Physicians that already have an Abbott machine, which has been previously used to test for flu and strep throat, could also soon get a boost in testing capacity with the delivery of COVID-19 test cartridges.
Increased testing could give health officials a better sense of an outbreak that, right now, is defined by a steady escalation in confirmed cases — from one case 20 days ago to 344 cases as of Wednesday.
But it could take a tweak in state guidelines determining who gets tested to actually help curb transmission of COVID-19.
"Although we have been urging the public to only get tested if you're symptomatic, we are changing that today," says New Mexico Public Health Commissioner Kathy Kunkel.
On Tuesday, Kunkel announced that the state was expanding its testing regimen to include people who are not showing symptoms of COVID-19, but who are in close contact with someone who is, as well as asymptomatic people in congregate settings such as nursing homes. Kunkel says the change is partially spurred by New Mexico's new testing capacity, which has been bolstered by drive-up sites at hospitals.
But she says there's another reason why the state wants to test asymptomatic people. "And also because there's evidence that early detection of asymptomatic people can help us contain the spread of community transmission of COVID," Kunkel says.
New Mexico's decision to test some asymptomatic residents is a departure from the federal CDC guidelines that Maine health officials are currently following. Those guidelines essentially allow physicians to recommend tests, but results from the Maine CDC are prioritized in two tiers: tier one for high-risk individuals who are already hospitalized, health care workers and people exhibiting symptoms who are in congregate settings such as nursing homes; and a lower tier for people showing symptoms who have an underlying health condition or who are older than age 60.
Shah explains one reason the federal CDC didn't advise testing asymptomatic people: "The hesitancy around testing asymptomatic people … perhaps was driven initially by concerns about the availability of testing."
But there's growing concern that excluding asymptomatic people from testing poses a risk. Federal CDC Director Robert Redfield recently explained why in an interview with public radio station WABE in Atlanta.
"A significant number of individuals that are infected actually remain asymptomatic," he says. "That may be as many as 25 percent. That's important because now you have individuals that may not have any symptoms that can contribute to transmission. And we have learned that, in fact, they do contribute to transmission."
If the federal data are accurate, and up to 25 percent of people infected with COVID-19 are asymptomatic, then those same people could unknowingly spread a disease that's up to three times more contagious than the flu.

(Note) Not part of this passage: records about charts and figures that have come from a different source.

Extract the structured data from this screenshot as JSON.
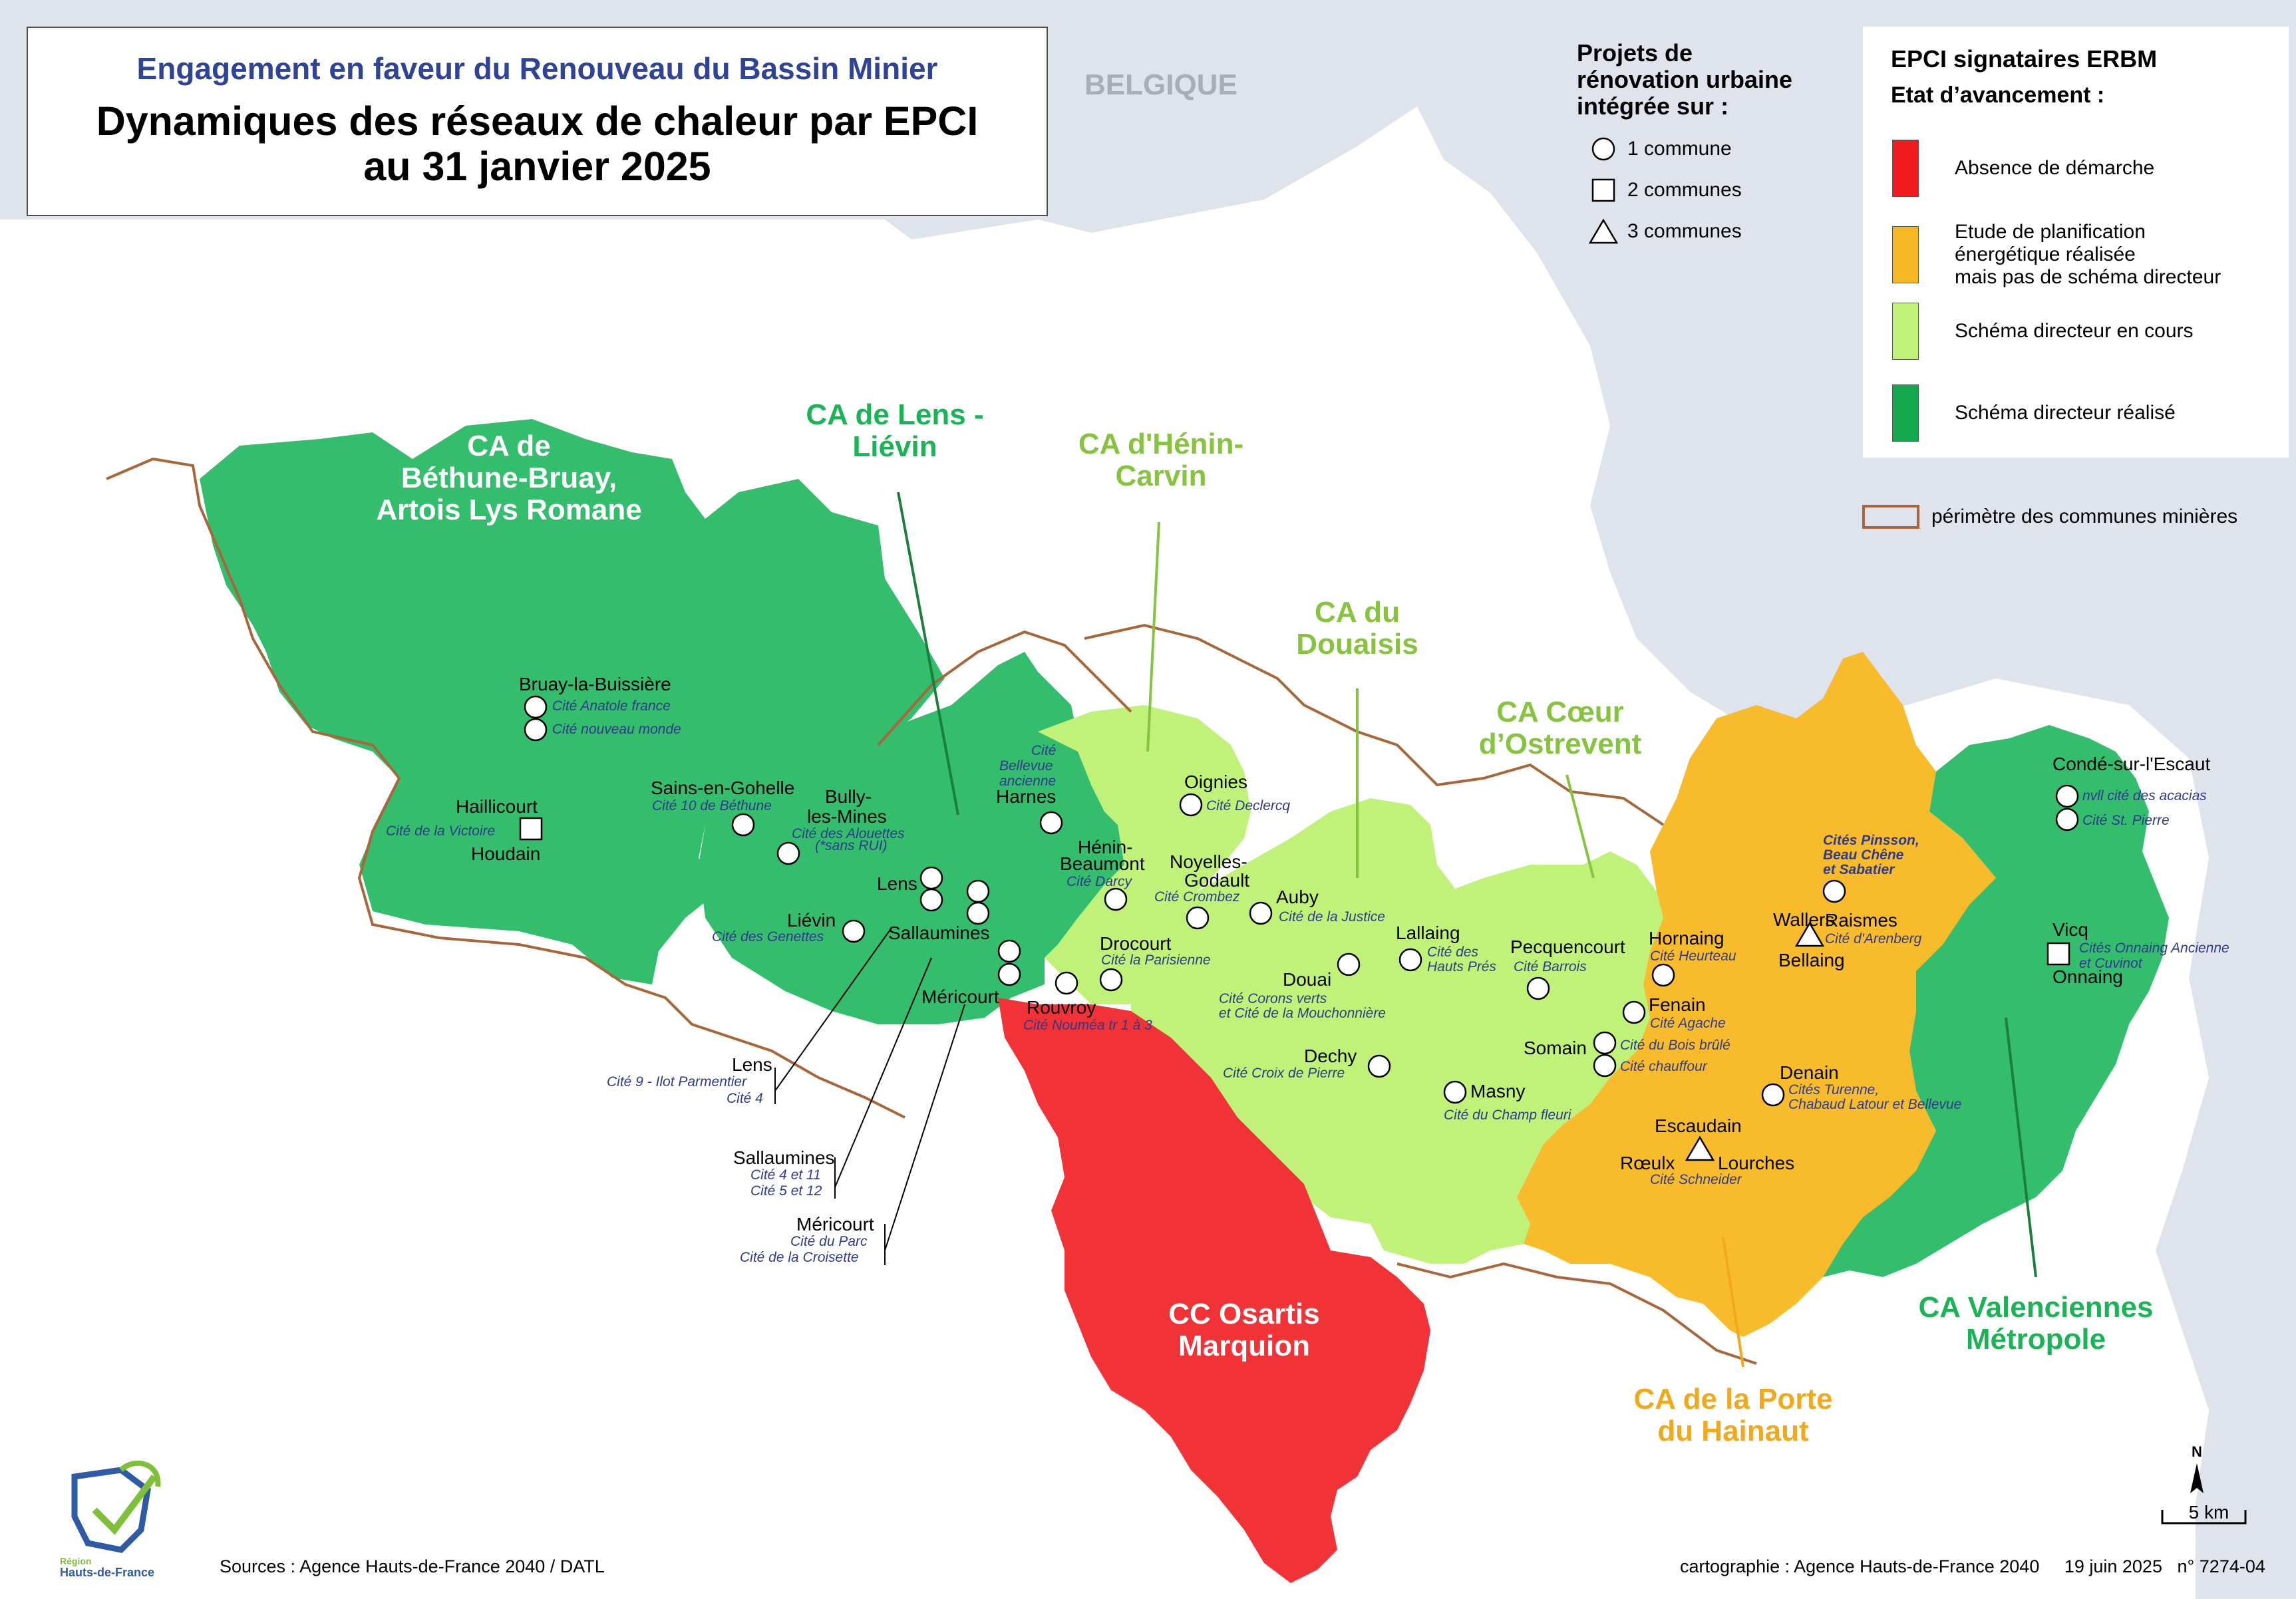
{
  "title": {
    "subtitle": "Engagement en faveur du Renouveau du Bassin Minier",
    "main_line1": "Dynamiques des réseaux de chaleur par EPCI",
    "main_line2": "au 31 janvier 2025"
  },
  "country_label": "BELGIQUE",
  "projects_legend": {
    "title": "Projets de\nrénovation urbaine\nintégrée sur :",
    "items": [
      {
        "symbol": "circle",
        "label": "1 commune"
      },
      {
        "symbol": "square",
        "label": "2 communes"
      },
      {
        "symbol": "triangle",
        "label": "3 communes"
      }
    ]
  },
  "status_legend": {
    "title": "EPCI signataires ERBM",
    "subtitle": "Etat d’avancement :",
    "items": [
      {
        "color": "#f01b1e",
        "label": "Absence de démarche"
      },
      {
        "color": "#f6b724",
        "label": "Etude de planification\nénergétique réalisée\nmais pas de schéma directeur"
      },
      {
        "color": "#c0f27a",
        "label": "Schéma directeur en cours"
      },
      {
        "color": "#15a94f",
        "label": "Schéma directeur réalisé"
      }
    ],
    "perimeter_label": "périmètre des communes minières",
    "perimeter_color": "#a8673a"
  },
  "colors": {
    "background": "#dfe4ec",
    "land": "#ffffff",
    "dark_green": "#33bd6c",
    "light_green": "#c0f27a",
    "orange": "#f7bb2b",
    "red": "#f13236",
    "epci_dark_green_text": "#1ab356",
    "epci_light_green_text": "#86c440",
    "epci_orange_text": "#f0a91d",
    "cite_text": "#2f3a8c",
    "perimeter": "#a8673a"
  },
  "epci_labels": {
    "bethune": [
      "CA de",
      "Béthune-Bruay,",
      "Artois Lys Romane"
    ],
    "lens": [
      "CA de Lens -",
      "Liévin"
    ],
    "henin": [
      "CA d'Hénin-",
      "Carvin"
    ],
    "douaisis": [
      "CA du",
      "Douaisis"
    ],
    "coeur": [
      "CA Cœur",
      "d’Ostrevent"
    ],
    "osartis": [
      "CC Osartis",
      "Marquion"
    ],
    "porte": [
      "CA de la Porte",
      "du Hainaut"
    ],
    "valenciennes": [
      "CA Valenciennes",
      "Métropole"
    ]
  },
  "cities": {
    "bruay": "Bruay-la-Buissière",
    "haillicourt": "Haillicourt",
    "houdain": "Houdain",
    "sains": "Sains-en-Gohelle",
    "bully1": "Bully-",
    "bully2": "les-Mines",
    "harnes": "Harnes",
    "lens": "Lens",
    "lievin": "Liévin",
    "sallaumines": "Sallaumines",
    "mericourt": "Méricourt",
    "rouvroy": "Rouvroy",
    "oignies": "Oignies",
    "henin1": "Hénin-",
    "henin2": "Beaumont",
    "noyelles1": "Noyelles-",
    "noyelles2": "Godault",
    "auby": "Auby",
    "drocourt": "Drocourt",
    "lallaing": "Lallaing",
    "douai": "Douai",
    "dechy": "Dechy",
    "masny": "Masny",
    "pecquencourt": "Pecquencourt",
    "hornaing": "Hornaing",
    "fenain": "Fenain",
    "somain": "Somain",
    "wallers": "Wallers",
    "raismes": "Raismes",
    "bellaing": "Bellaing",
    "denain": "Denain",
    "escaudain": "Escaudain",
    "roeulx": "Rœulx",
    "lourches": "Lourches",
    "conde": "Condé-sur-l'Escaut",
    "vicq": "Vicq",
    "onnaing": "Onnaing"
  },
  "cites": {
    "anatole": "Cité Anatole france",
    "nouveau_monde": "Cité nouveau monde",
    "victoire": "Cité de la Victoire",
    "bethune10": "Cité 10 de Béthune",
    "alouettes": "Cité des Alouettes",
    "sans_rui": "(*sans RUI)",
    "bellevue1": "Cité",
    "bellevue2": "Bellevue",
    "bellevue3": "ancienne",
    "genettes": "Cité des Genettes",
    "declercq": "Cité Declercq",
    "darcy": "Cité Darcy",
    "crombez": "Cité Crombez",
    "justice": "Cité de la Justice",
    "parisienne": "Cité la Parisienne",
    "noumea": "Cité Nouméa tr 1 à 3",
    "hauts_pres1": "Cité des",
    "hauts_pres2": "Hauts Prés",
    "corons1": "Cité Corons verts",
    "corons2": "et Cité de la Mouchonnière",
    "croix": "Cité Croix de Pierre",
    "barrois": "Cité Barrois",
    "heurteau": "Cité Heurteau",
    "agache": "Cité Agache",
    "bois_brule": "Cité du Bois brûlé",
    "chauffour": "Cité chauffour",
    "champ_fleuri": "Cité du Champ fleuri",
    "schneider": "Cité Schneider",
    "pinsson1": "Cités Pinsson,",
    "pinsson2": "Beau Chêne",
    "pinsson3": "et Sabatier",
    "arenberg": "Cité d'Arenberg",
    "turenne1": "Cités Turenne,",
    "turenne2": "Chabaud Latour et Bellevue",
    "acacias": "nvll cité des acacias",
    "st_pierre": "Cité St. Pierre",
    "onnaing1": "Cités Onnaing Ancienne",
    "onnaing2": "et Cuvinot"
  },
  "callouts": {
    "lens_title": "Lens",
    "lens_cite1": "Cité 9 - Ilot Parmentier",
    "lens_cite2": "Cité 4",
    "sall_title": "Sallaumines",
    "sall_cite1": "Cité 4 et 11",
    "sall_cite2": "Cité 5 et 12",
    "meri_title": "Méricourt",
    "meri_cite1": "Cité du Parc",
    "meri_cite2": "Cité de la Croisette"
  },
  "north_label": "N",
  "scale_label": "5 km",
  "logo": {
    "line1": "Région",
    "line2": "Hauts-de-France"
  },
  "footer": {
    "sources": "Sources : Agence Hauts-de-France 2040 / DATL",
    "credits": "cartographie : Agence Hauts-de-France 2040     19 juin 2025   n° 7274-04"
  }
}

Shah says nobody is against testing asymptomatic people, particularly those in congregate settings where they might have come in contact with someone who has tested positive for COVID-19. "But in my own mind there are now equal concerns, or questions, about what the public health response should be for a negative test and whether we re-test, whether we isolate anyways, etcetera," he says.
Shah says his counterparts at the federal CDC are analyzing data that could provide answers to those questions, and potentially alter the testing guidelines for the states that follow it.
In the meantime, he says the state is focused on ramping up testing.